Это все очень легко понять. Но я видел и другие вещи, которые не так легко объяснить. Я видел умирающего героя и старуху. Я видел, как солнце превращалось в колесницу, которую преследуют волки, и в лицо Бога-отца. Я видел героя, едущего на Слейпнире, чтобы вернуть Бальдра из мира Хель, и я видел, как Белого Христа убили римские солдаты, говорившие на нашем языке. Я видел героев в Вальгалле, я видел, как там встречают тех, кто не герои.
Ведь всеми этими видениями мне пытались что-то объяснить. Что-то сложное. Верное не только для одной стороны, для язычников или для христиан. Я думаю, что мне пытались сказать – или я говорил сам себе, – что есть какая-то неправда. Неправда в том, как все мы живем. Мы идем к миру Скульд, сказал бы Торвин. Добро ушло от нас, от всех нас, и христиан и язычников. Если этот амулет означает хоть что-нибудь, он означает, что я должен попытаться исправить это. По одному шагу зараз, как взбираются на лестницу.
Бранд вздохнул:
– Я вижу, что ты уже все решил. Кто пойдет с тобой?
– Ты.
Бранд покачал головой:
– У меня здесь слишком много дел. Я не могу бросить своих сородичей без припасов и крова.
– Квикка и его команда, наверное, пойдут, и Карли тоже. Он присоединился ко мне ради приключений. Если он вернется назад, в Дитмарш, он будет там самым великим рассказчиком всех времен. Удд точно пойдет, возможно, Ханд, возможно, Торвин. Я должен еще раз поговорить с Кутредом и с твоим родичем.
– Есть островок, где я могу оставить известие, – нехотя признался Бранд. – Твоя удача чрезвычайно возрастет, если он пойдет с тобой. Но может быть, он считает, что уже достаточно порадел для тебя.
– Как насчет провизии? Сколько вы можете нам уделить?
– Не много. Но ты получишь лучшее из того, что у нас еще осталось, – ответил Бранд. – И вот что. Почему ты все носишь это старое копье? Я понимаю, ты подобрал его в коптильне, когда у тебя больше ничего не было, но посмотри же на него. Оно старое, золотые накладки вывалились, наконечник тонкий, крестовины нет. И половины Сигурдова «Гунгнира» не стоит. Дай его мне, я найду тебе получше.
Шеф задумчиво взвесил в руке оружие.
– Я считаю его хорошим копьем для победителя, – сказал он. – Я оставлю его у себя.

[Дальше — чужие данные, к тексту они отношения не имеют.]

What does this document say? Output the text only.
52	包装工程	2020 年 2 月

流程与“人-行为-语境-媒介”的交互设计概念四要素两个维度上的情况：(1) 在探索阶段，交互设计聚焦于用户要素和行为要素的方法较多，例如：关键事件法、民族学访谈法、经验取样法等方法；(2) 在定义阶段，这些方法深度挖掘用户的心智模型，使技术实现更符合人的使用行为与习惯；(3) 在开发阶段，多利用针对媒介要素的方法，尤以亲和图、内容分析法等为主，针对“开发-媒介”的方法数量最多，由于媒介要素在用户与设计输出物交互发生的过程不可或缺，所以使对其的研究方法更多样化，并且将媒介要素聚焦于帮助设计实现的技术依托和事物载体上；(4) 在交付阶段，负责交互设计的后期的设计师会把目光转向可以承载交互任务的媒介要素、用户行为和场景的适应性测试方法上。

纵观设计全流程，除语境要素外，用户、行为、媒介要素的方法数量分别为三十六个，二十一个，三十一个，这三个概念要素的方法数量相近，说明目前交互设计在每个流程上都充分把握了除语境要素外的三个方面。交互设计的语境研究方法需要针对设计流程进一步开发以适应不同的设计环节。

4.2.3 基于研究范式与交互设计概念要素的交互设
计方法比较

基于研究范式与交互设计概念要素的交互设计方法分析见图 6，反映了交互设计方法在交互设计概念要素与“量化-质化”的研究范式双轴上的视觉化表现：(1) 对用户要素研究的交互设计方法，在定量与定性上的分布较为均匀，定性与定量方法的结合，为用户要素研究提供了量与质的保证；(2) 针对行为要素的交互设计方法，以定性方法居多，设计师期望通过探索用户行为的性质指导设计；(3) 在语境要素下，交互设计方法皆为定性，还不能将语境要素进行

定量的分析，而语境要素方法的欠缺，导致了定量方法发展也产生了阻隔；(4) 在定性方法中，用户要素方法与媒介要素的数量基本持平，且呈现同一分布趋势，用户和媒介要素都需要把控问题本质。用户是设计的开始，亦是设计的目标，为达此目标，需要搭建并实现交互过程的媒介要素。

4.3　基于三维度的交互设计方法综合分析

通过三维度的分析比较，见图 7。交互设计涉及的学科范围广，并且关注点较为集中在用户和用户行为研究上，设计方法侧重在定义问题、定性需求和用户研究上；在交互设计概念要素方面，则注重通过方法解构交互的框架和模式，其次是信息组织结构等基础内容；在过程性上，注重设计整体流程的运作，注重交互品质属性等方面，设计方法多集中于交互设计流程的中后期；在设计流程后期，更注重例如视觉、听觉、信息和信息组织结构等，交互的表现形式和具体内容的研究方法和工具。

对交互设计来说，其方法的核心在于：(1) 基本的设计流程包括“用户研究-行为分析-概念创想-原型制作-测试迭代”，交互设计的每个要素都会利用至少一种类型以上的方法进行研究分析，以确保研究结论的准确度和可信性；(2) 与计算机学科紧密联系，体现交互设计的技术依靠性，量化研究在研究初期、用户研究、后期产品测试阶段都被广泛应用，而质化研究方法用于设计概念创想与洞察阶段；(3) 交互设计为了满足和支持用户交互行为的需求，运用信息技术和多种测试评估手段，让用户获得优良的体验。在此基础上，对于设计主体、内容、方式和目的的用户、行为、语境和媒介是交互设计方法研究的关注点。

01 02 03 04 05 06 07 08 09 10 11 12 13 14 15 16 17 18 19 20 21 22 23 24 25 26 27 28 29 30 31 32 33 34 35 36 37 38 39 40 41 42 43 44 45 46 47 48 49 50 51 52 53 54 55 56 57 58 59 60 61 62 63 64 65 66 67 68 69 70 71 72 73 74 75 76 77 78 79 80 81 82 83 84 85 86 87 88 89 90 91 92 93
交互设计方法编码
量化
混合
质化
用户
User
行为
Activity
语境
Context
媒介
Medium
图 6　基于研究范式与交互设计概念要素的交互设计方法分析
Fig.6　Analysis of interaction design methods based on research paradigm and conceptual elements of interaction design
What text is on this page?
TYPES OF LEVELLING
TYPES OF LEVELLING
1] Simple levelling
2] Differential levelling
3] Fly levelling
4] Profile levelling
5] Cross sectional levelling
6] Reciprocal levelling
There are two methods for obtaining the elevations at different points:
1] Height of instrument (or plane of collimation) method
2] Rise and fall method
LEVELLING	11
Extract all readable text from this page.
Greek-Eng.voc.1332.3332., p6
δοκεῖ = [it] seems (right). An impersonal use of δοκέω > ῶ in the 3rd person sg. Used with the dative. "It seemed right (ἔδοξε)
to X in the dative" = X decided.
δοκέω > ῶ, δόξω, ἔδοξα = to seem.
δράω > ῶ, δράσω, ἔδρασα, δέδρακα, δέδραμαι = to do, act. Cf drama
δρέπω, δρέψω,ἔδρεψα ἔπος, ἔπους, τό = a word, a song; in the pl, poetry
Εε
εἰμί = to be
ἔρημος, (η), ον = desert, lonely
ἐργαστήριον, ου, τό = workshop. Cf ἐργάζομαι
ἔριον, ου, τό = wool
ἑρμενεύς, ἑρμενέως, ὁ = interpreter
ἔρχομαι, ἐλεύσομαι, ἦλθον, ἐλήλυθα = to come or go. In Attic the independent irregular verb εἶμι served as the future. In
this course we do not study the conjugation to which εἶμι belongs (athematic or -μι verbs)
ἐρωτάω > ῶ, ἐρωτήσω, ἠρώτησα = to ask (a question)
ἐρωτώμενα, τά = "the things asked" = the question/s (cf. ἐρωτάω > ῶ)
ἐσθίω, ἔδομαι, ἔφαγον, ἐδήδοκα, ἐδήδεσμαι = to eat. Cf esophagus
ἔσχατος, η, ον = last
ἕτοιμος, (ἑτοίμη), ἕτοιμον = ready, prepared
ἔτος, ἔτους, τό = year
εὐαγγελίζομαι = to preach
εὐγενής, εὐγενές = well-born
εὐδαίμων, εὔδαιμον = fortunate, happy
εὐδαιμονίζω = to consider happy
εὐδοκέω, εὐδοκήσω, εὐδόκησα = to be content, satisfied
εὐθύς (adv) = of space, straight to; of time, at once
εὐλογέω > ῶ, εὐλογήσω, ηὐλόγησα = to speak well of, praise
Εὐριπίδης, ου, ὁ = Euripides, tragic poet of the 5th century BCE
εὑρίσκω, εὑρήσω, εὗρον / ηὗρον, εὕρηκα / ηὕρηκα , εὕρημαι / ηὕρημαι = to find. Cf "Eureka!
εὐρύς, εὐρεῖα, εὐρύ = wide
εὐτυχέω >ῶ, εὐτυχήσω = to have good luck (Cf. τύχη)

В конце концов в отряде, который Шеф повел к подножию гор, оказалось двадцать три человека, почти все – англичане по рождению. Квикка, Озмод, Удд и три их оставшихся помощника, Фрита, Хама и Вилфи, без лишних разговоров изъявили желание присоединиться к Шефу, как и дитмаршец Карли. То же сделал Ханд – по его словам, у него появилось ощущение, что путешественникам понадобится лекарь. Шефа несколько удивило, что и Торвин согласился принять участие в экспедиции, мотивируя это тем, что как кузнец и жрец Пути он обязан увидеть Ярнбераланд и форпост святилища. Как только слухи об этом замысле распространились, Шеф удивился еще больше, когда к нему явилась делегация, возглавляемая Мартой, женщиной из Фризии, некогда рабыней королевы Рагнхильды, и Кеолвульфом, одним из беглых рабов, который, как подозревали, был английским таном.
– Мы не хотим здесь оставаться, – сказали они. – Мы слишком долго пробыли среди норманнов и хотим попасть домой. Наш лучший шанс – пойти с тобой.
– Не слишком надежный шанс, – сказал Шеф.
– Лучше, чем тот, что был у нас еще недавно, – мрачно сказал Кеолвульф.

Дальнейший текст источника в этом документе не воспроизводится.